House Minority Leader Nancy Pelosi said she expects a briefing on Yemen and Saudi Arabia by national security officials to the entire House, as senators received last month, followed by an intelligence briefing specifically on Crown Prince Mohammed bin Salman. His alleged role in ordering the murder of Khashoggi, a palace critic, is at the heart of a burning controversy in Washington and internationally, with key Republican senators saying after a closed-door briefing by CIA director Gina Haspel that they firmly believe he was complicit in the killing.

“I’m hoping that we will have the director of the CIA as well as the other leaders of the intelligence community,” Pelosi said of upcoming briefings for House members.

Pelosi, who will likely be House speaker when the Democratic-majority Congress opens in January, said there is bipartisan support for a measure seeking to end U.S. support for the Saudi-led coalition conducting a brutal war in Yemen.
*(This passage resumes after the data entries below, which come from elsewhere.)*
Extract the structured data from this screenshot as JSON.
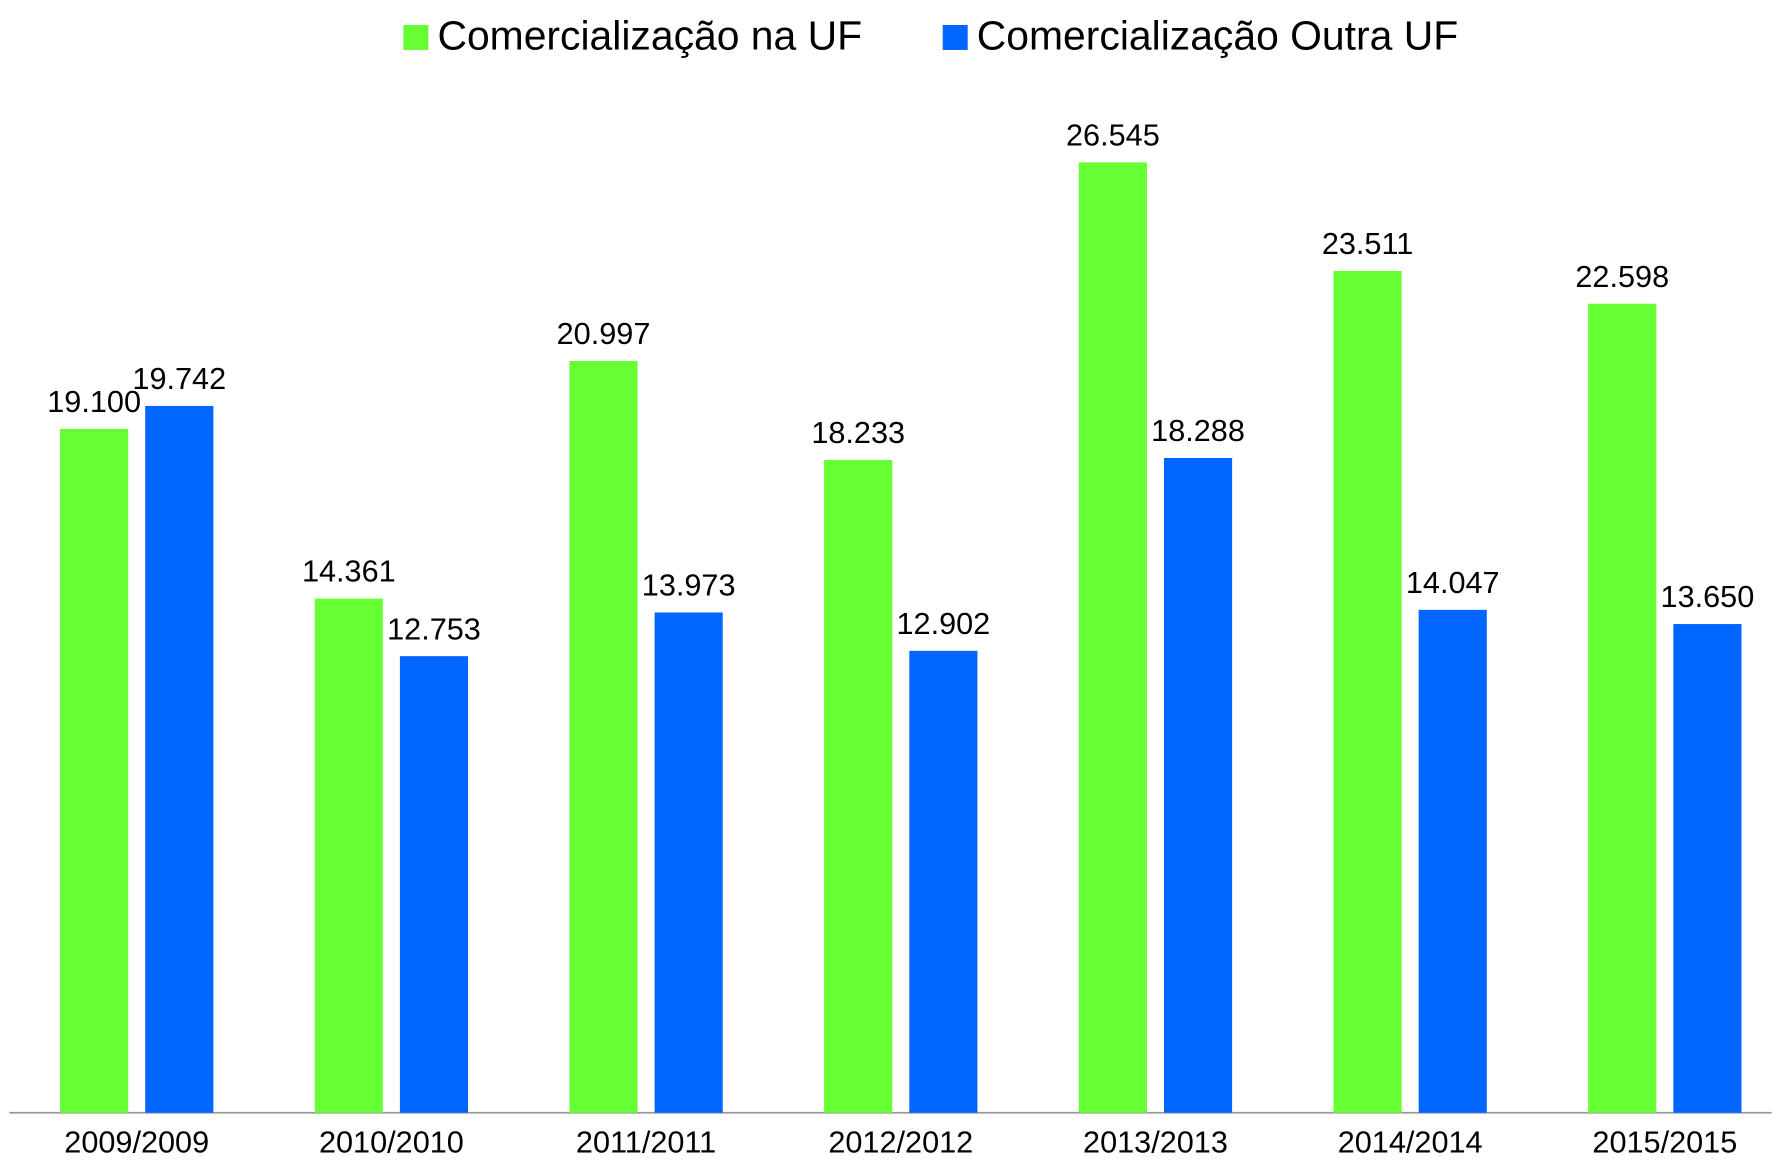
{
  "chart_data": {
    "type": "bar",
    "categories": [
      "2009/2009",
      "2010/2010",
      "2011/2011",
      "2012/2012",
      "2013/2013",
      "2014/2014",
      "2015/2015"
    ],
    "series": [
      {
        "name": "Comercialização na UF",
        "color": "#66ff33",
        "values": [
          19100,
          14361,
          20997,
          18233,
          26545,
          23511,
          22598
        ],
        "value_labels": [
          "19.100",
          "14.361",
          "20.997",
          "18.233",
          "26.545",
          "23.511",
          "22.598"
        ]
      },
      {
        "name": "Comercialização Outra UF",
        "color": "#0066ff",
        "values": [
          19742,
          12753,
          13973,
          12902,
          18288,
          14047,
          13650
        ],
        "value_labels": [
          "19.742",
          "12.753",
          "13.973",
          "12.902",
          "18.288",
          "14.047",
          "13.650"
        ]
      }
    ],
    "legend": "top",
    "grid": false
  }
}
The United Nations has called the conflict the world’s most urgent humanitarian crisis. “Let’s see after the briefing where we go,” Pelosi said.

Senate Foreign Relations Committee chairman Bob Corker, who has been fiercely critical of the crown prince, said “everybody” in the upper chamber is alarmed about the behavior of Saudi leadership and about Khashoggi’s death at the Saudi consulate in Istanbul. “People have concerns just about the crown prince himself being out of control,” he said. “People have concerns about Yemen, and the huge humanitarian crisis.”

Senators are taking multiple paths of action, including a resolution seeking to curtail U.S. war powers in Yemen that cleared a significant first hurdle last week and is sure to get a subsequent vote.

Democratic and Republican senators have also introduced a resolution that would hold the crown prince accountable for contributing to the Yemen crisis, preventing an end to a blockade of Qatar, the torture of dissidents and “the abhorrent and unjustified murder of journalist Jamal Khashoggi.”

Corker said negotiations were underway on a catch-all measure addressing Yemen, the crown prince, sanctions against those involved in Khashoggi’s death, and suspension of U.S. arms sales to Riyadh. “I’d like to do something that actually has teeth,” said Corker, who is retiring from the Senate this year.